I’d got round in one piece but more importantly my wife had done too. We’d finished in a very respectable time of just over 2 and a half hours too. This was a massive achievement for her and I was very proud. A couple of photos and a quick kiss and I was off again for another lap, this time on my own.
This time I lead it out. Feeling good I completed the first couple of miles in under 15 minutes before hitting a queue at the ‘mystery obstacle’. This would be a sign of things to come for this lap so I pushed the running sections hard and used the queuing time to recover. As I’d already done them once I used the bypass lanes at the birth canal and cry baby as the queues were just too big but I did everything else completing it fully. Much to my delight that included the island hopping (finally) and King of the swingers where ringing the bell came at a price as my entire right side slapped the water hard. It was worth it though!
I finished well under 2 hours, collected my yellow 4-6 headband and headed home after a great days work.
The following morning I was back again. This time the first wave was at the later start time of 9am which meant I made it without a rush. I was running with two team mates, Stephen and Jon. Both quite experienced obstacle course racers but neither had done a Tough Mudder before so anticipation was high.
As we got going my legs felt fine but my upper body was very tight. This was nothing I hadn’t felt and got through before but my left arm had a different pain. One I’d woken up with but was getting worse rather than better as I tried to stretch it out.
As each obstacle came I did my best to use my bad arm as little as possible and kept it straight while running. I knew I’d be ok the majority of the way round but as I got towards to end a lot more grip was required which would be the real test.
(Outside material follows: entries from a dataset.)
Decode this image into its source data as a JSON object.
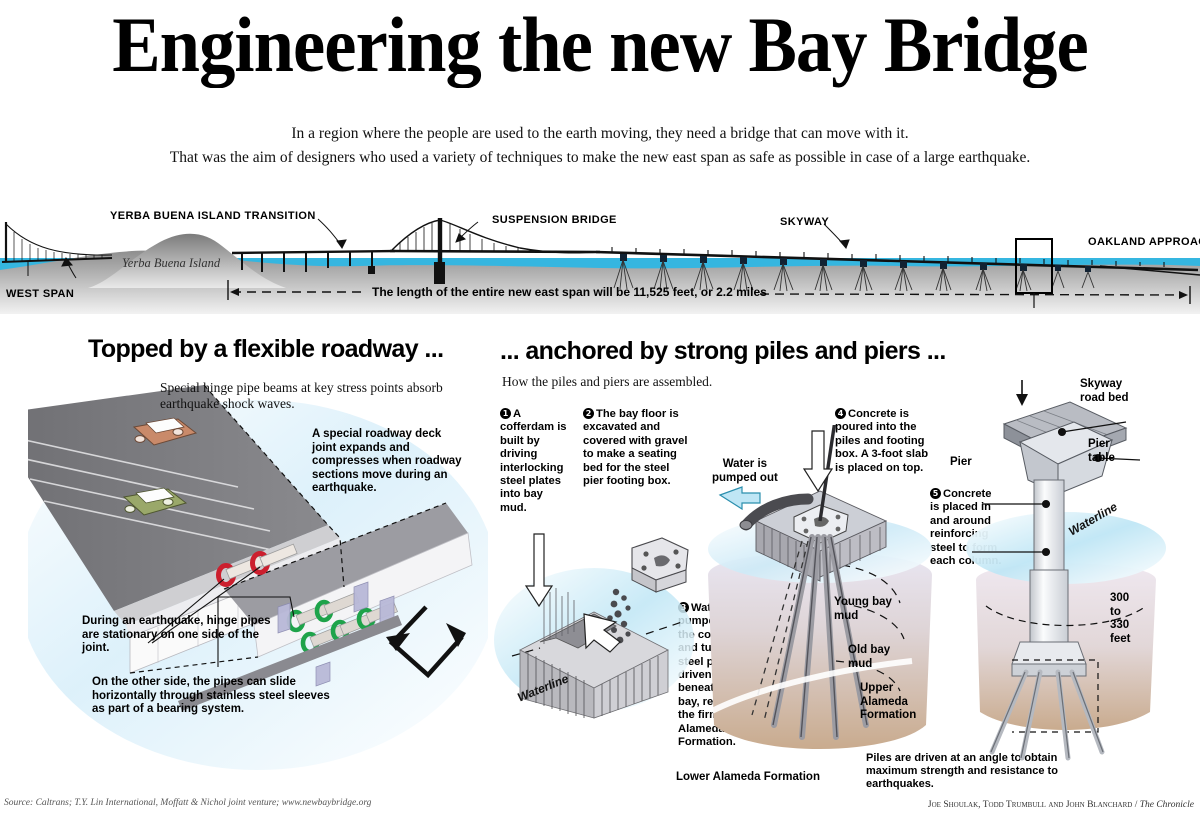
{
  "headline": "Engineering the new Bay Bridge",
  "deck": {
    "line1": "In a region where the people are used to the earth moving, they need a bridge that can move with it.",
    "line2": "That was the aim of designers who used a variety of techniques to make the new east span as safe as possible in case of a large earthquake."
  },
  "elevation": {
    "labels": {
      "west_span": "WEST SPAN",
      "yerba_buena_transition": "YERBA BUENA ISLAND TRANSITION",
      "suspension_bridge": "SUSPENSION BRIDGE",
      "skyway": "SKYWAY",
      "oakland_approach": "OAKLAND APPROACH",
      "island": "Yerba Buena Island"
    },
    "span_note": "The length of the entire new east span will be 11,525 feet, or 2.2 miles"
  },
  "left_panel": {
    "title": "Topped by a flexible roadway ...",
    "note_hinge": "Special hinge pipe beams at key stress points absorb earthquake shock waves.",
    "note_joint": "A special roadway deck joint expands and compresses when roadway sections move during an earthquake.",
    "note_stationary": "During an earthquake, hinge pipes are stationary on one side of the joint.",
    "note_slide": "On the other side, the pipes can slide horizontally through stainless steel sleeves as part of a bearing system."
  },
  "right_panel": {
    "title": "... anchored by strong piles and piers ...",
    "intro": "How the piles and piers are assembled.",
    "steps": [
      {
        "num": "1",
        "text": "A cofferdam is built by driving interlocking steel plates into bay mud."
      },
      {
        "num": "2",
        "text": "The bay floor is excavated and covered with gravel to make a seating bed for the steel pier footing box."
      },
      {
        "num": "3",
        "text": "Water is pumped out of the cofferdam, and tubular steel piles are driven deep beneath the bay, reaching the firmer Alameda Formation."
      },
      {
        "num": "4",
        "text": "Concrete is poured into the piles and footing box. A 3-foot slab is placed on top."
      },
      {
        "num": "5",
        "text": "Concrete is placed in and around reinforcing steel to form each column."
      }
    ],
    "callouts": {
      "water_pumped_out": "Water is\npumped out",
      "waterline_1": "Waterline",
      "waterline_2": "Waterline",
      "young_bay_mud": "Young bay\nmud",
      "old_bay_mud": "Old bay\nmud",
      "upper_alameda": "Upper\nAlameda\nFormation",
      "lower_alameda": "Lower Alameda Formation",
      "piles_angle": "Piles are driven at an angle to obtain maximum strength and resistance to earthquakes.",
      "skyway_road_bed": "Skyway\nroad bed",
      "pier_table": "Pier\ntable",
      "pier": "Pier",
      "depth": "300\nto\n330\nfeet"
    }
  },
  "footer": {
    "source": "Source: Caltrans; T.Y. Lin International, Moffatt & Nichol joint venture; www.newbaybridge.org",
    "credit_names": "Joe Shoulak, Todd Trumbull and John Blanchard / ",
    "credit_pub": "The Chronicle"
  },
  "colors": {
    "water": "#35b6e0",
    "land": "#9a9a9a",
    "accent_red": "#cc1f2e",
    "accent_green": "#1ea34a",
    "sand": "#c9ab8e",
    "halo": "#bfe6f5"
  }
}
I fell in the water once more on the island hopping but cleared everything else without fair, then came King of the swingers again. I held on tight and swung out for the bell. I leg go in good time but just missed. This time however I managed to land in the water feet first. I truth I probably missed the bell because I was thinking about my landing a little too much but the most important thing was my arm had withstood the pressure and wasn’t any worse.
The biggest test of all still lied ahead though in the form of Funky Monkey. This was my favourite obstacle and one I was proud of completing on both attempts the previous day. I did not want to be hitting that water, especially not in front of my two team mates who I also coach. I let them go first and they both fell in which put my mindset at ease a little but I was still determined to get across. I moved through the monkey bars without a problem, successfully made the transition to the trapeze then on to the horizontal poles. I felt strong. I was working less on speed and more on technique which seemed to be helped and to my relief I made to across to complete a creditable hatrick.
This gave me some renewed hope but I could feel the problem hadn’t gone away and as I’d almost made up my mind that I wasn’t going to risk doing another lap Stephen fell on Everest and pulled his hamstring. He was struggling to walk let along run meaning a slow last mile just to make sure he could finish.
We still made it in just under 2 and a half hours and somehow I still managed to complete Dead Ringer for a third time but the finally wave of the day was just about to go. I could have just made it but aired on the side of caution with my biggest challenge of the year, Endure 24 less that two weeks away.
It had still been an awesome weekends running with some great people and completing 34 miles of tough obstacle course. The real positive was that my legs felt great. I’ll have to wait to get that pink 7-9 headband for now. But will be aiming for four laps again next year to take me to 10 Tough Mudders earning me the rare 10 x black band.